St. Petersburg State University , 198504 St. Petersburg, Russia.
Nano Lett. 2014 Sep 10;14(9):4982-8. doi: 10.1021/nl501389h. Epub 2014 Aug 22.
Many propositions have been already put forth for the practical use of N-graphene in various devices, such as batteries, sensors, ultracapacitors, and next generation electronics. However, the chemistry of nitrogen imperfections in this material still remains an enigma. Here we demonstrate a method to handle N-impurities in graphene, which allows efficient conversion of pyridinic N to graphitic N and therefore precise tuning of the charge carrier concentration.

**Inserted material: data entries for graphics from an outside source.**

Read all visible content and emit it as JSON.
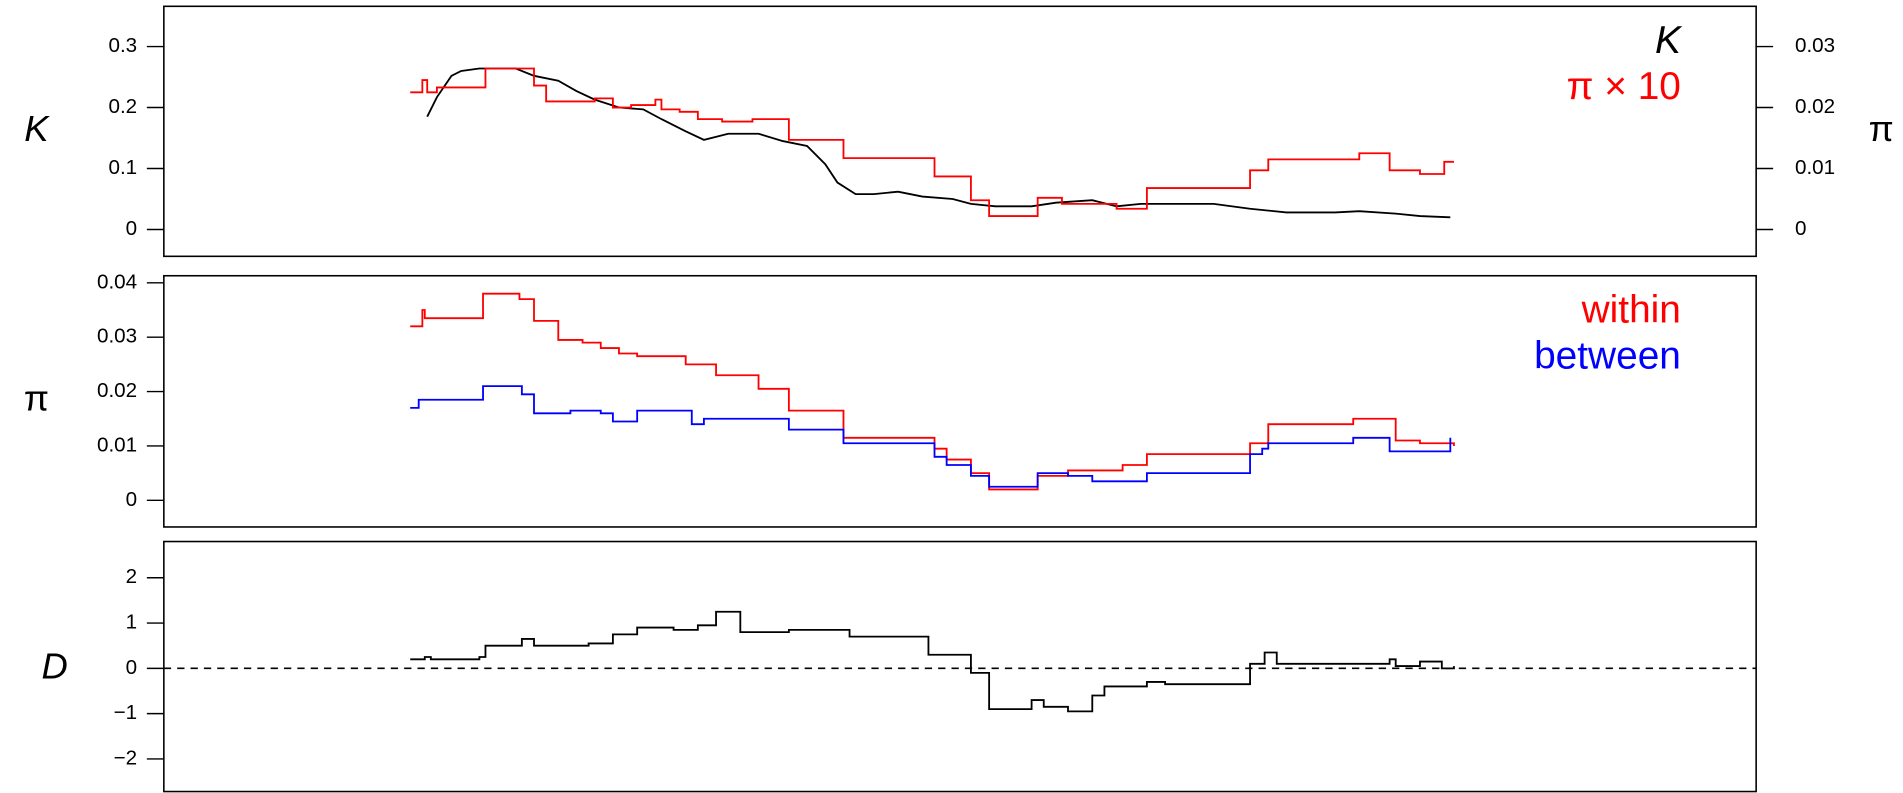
{
  "chart_data": [
    {
      "type": "line",
      "ylabel": "K",
      "y2label": "π",
      "xlim": [
        0,
        1312
      ],
      "ylim": [
        -0.044,
        0.366
      ],
      "yticks": [
        0,
        0.1,
        0.2,
        0.3
      ],
      "y2lim": [
        -0.0044,
        0.0366
      ],
      "y2ticks": [
        0,
        0.01,
        0.02,
        0.03
      ],
      "legend": "upper right",
      "series": [
        {
          "name": "K",
          "color": "#000000",
          "steps": false,
          "x": [
            217,
            225,
            237,
            245,
            260,
            290,
            305,
            325,
            340,
            355,
            375,
            395,
            410,
            430,
            445,
            465,
            490,
            510,
            530,
            545,
            555,
            570,
            585,
            605,
            625,
            650,
            665,
            685,
            715,
            735,
            765,
            785,
            805,
            865,
            895,
            925,
            965,
            985,
            1015,
            1035,
            1060
          ],
          "values": [
            0.185,
            0.217,
            0.252,
            0.26,
            0.264,
            0.264,
            0.252,
            0.244,
            0.227,
            0.213,
            0.2,
            0.197,
            0.181,
            0.161,
            0.147,
            0.157,
            0.157,
            0.145,
            0.137,
            0.107,
            0.077,
            0.058,
            0.058,
            0.062,
            0.054,
            0.05,
            0.042,
            0.038,
            0.038,
            0.044,
            0.048,
            0.038,
            0.042,
            0.042,
            0.034,
            0.028,
            0.028,
            0.03,
            0.026,
            0.022,
            0.02
          ]
        },
        {
          "name": "π × 10",
          "color": "#ff0000",
          "axis": "y2",
          "steps": true,
          "x": [
            203,
            213,
            217,
            225,
            265,
            305,
            315,
            355,
            370,
            385,
            405,
            410,
            425,
            440,
            460,
            485,
            515,
            560,
            635,
            665,
            680,
            720,
            740,
            785,
            810,
            895,
            910,
            985,
            1010,
            1035,
            1055,
            1063
          ],
          "values": [
            0.0225,
            0.0245,
            0.0225,
            0.0233,
            0.0264,
            0.0236,
            0.021,
            0.0215,
            0.02,
            0.0204,
            0.0213,
            0.0197,
            0.0193,
            0.0181,
            0.0177,
            0.0181,
            0.0147,
            0.0117,
            0.0087,
            0.0048,
            0.0022,
            0.0052,
            0.0042,
            0.0034,
            0.0068,
            0.0097,
            0.0115,
            0.0125,
            0.0097,
            0.0091,
            0.0111,
            0.0111
          ]
        }
      ]
    },
    {
      "type": "line",
      "ylabel": "π",
      "xlim": [
        0,
        1312
      ],
      "ylim": [
        -0.0049,
        0.0413
      ],
      "yticks": [
        0,
        0.01,
        0.02,
        0.03,
        0.04
      ],
      "legend": "upper right",
      "series": [
        {
          "name": "within",
          "color": "#ff0000",
          "steps": true,
          "x": [
            203,
            213,
            215,
            263,
            293,
            305,
            325,
            345,
            360,
            375,
            390,
            430,
            455,
            490,
            515,
            560,
            635,
            645,
            665,
            680,
            720,
            745,
            790,
            810,
            895,
            910,
            980,
            1015,
            1035,
            1063
          ],
          "values": [
            0.032,
            0.035,
            0.0335,
            0.038,
            0.037,
            0.033,
            0.0295,
            0.029,
            0.028,
            0.027,
            0.0265,
            0.025,
            0.023,
            0.0205,
            0.0165,
            0.0115,
            0.0095,
            0.0075,
            0.005,
            0.002,
            0.0045,
            0.0055,
            0.0065,
            0.0085,
            0.0105,
            0.014,
            0.015,
            0.011,
            0.0105,
            0.01
          ]
        },
        {
          "name": "between",
          "color": "#0000ff",
          "steps": true,
          "x": [
            203,
            210,
            263,
            295,
            305,
            335,
            360,
            370,
            390,
            435,
            445,
            485,
            515,
            560,
            635,
            645,
            665,
            680,
            720,
            745,
            765,
            810,
            895,
            905,
            910,
            980,
            1010,
            1060
          ],
          "values": [
            0.017,
            0.0185,
            0.021,
            0.0195,
            0.016,
            0.0165,
            0.016,
            0.0145,
            0.0165,
            0.014,
            0.015,
            0.015,
            0.013,
            0.0105,
            0.008,
            0.0065,
            0.0045,
            0.0025,
            0.005,
            0.0045,
            0.0035,
            0.005,
            0.0085,
            0.0095,
            0.0105,
            0.0115,
            0.009,
            0.0115
          ]
        }
      ]
    },
    {
      "type": "line",
      "ylabel": "D",
      "xlim": [
        0,
        1312
      ],
      "ylim": [
        -2.72,
        2.8
      ],
      "yticks": [
        {
          "value": -2,
          "label": "−2"
        },
        {
          "value": -1,
          "label": "−1"
        },
        0,
        1,
        2
      ],
      "reference_line": {
        "y": 0,
        "style": "dashed"
      },
      "series": [
        {
          "color": "#000000",
          "steps": true,
          "x": [
            203,
            215,
            220,
            260,
            265,
            295,
            305,
            350,
            370,
            390,
            420,
            440,
            455,
            475,
            515,
            565,
            630,
            665,
            680,
            715,
            725,
            745,
            765,
            775,
            810,
            825,
            895,
            907,
            917,
            1010,
            1015,
            1035,
            1053,
            1063
          ],
          "values": [
            0.2,
            0.25,
            0.2,
            0.25,
            0.5,
            0.65,
            0.5,
            0.55,
            0.75,
            0.9,
            0.85,
            0.95,
            1.25,
            0.8,
            0.85,
            0.7,
            0.3,
            -0.1,
            -0.9,
            -0.7,
            -0.85,
            -0.95,
            -0.6,
            -0.4,
            -0.3,
            -0.35,
            0.1,
            0.35,
            0.1,
            0.2,
            0.05,
            0.15,
            0,
            0.05
          ]
        }
      ]
    }
  ]
}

By applying photoemission spectroscopy and density functional calculations, we show that the electron doping effect of graphitic N is strongly suppressed by pyridinic N. As the latter is converted into the graphitic configuration, the efficiency of doping rises up to half of electron charge per N atom.
许多人已经提出了将 N- 石墨烯应用于各种器件的实际应用的建议,如电池、传感器、超级电容器和下一代电子设备。然而,这种材料中氮缺陷的化学性质仍然是一个谜。在这里,我们展示了一种处理石墨烯中 N 杂质的方法,该方法允许将吡啶 N 高效转化为石墨 N,从而精确调整载流子浓度。通过应用光电子能谱和密度泛函计算,我们表明石墨 N 的电子掺杂效应受到吡啶 N 的强烈抑制。随着后者转化为石墨构型,掺杂效率上升到每个 N 原子半个电子电荷。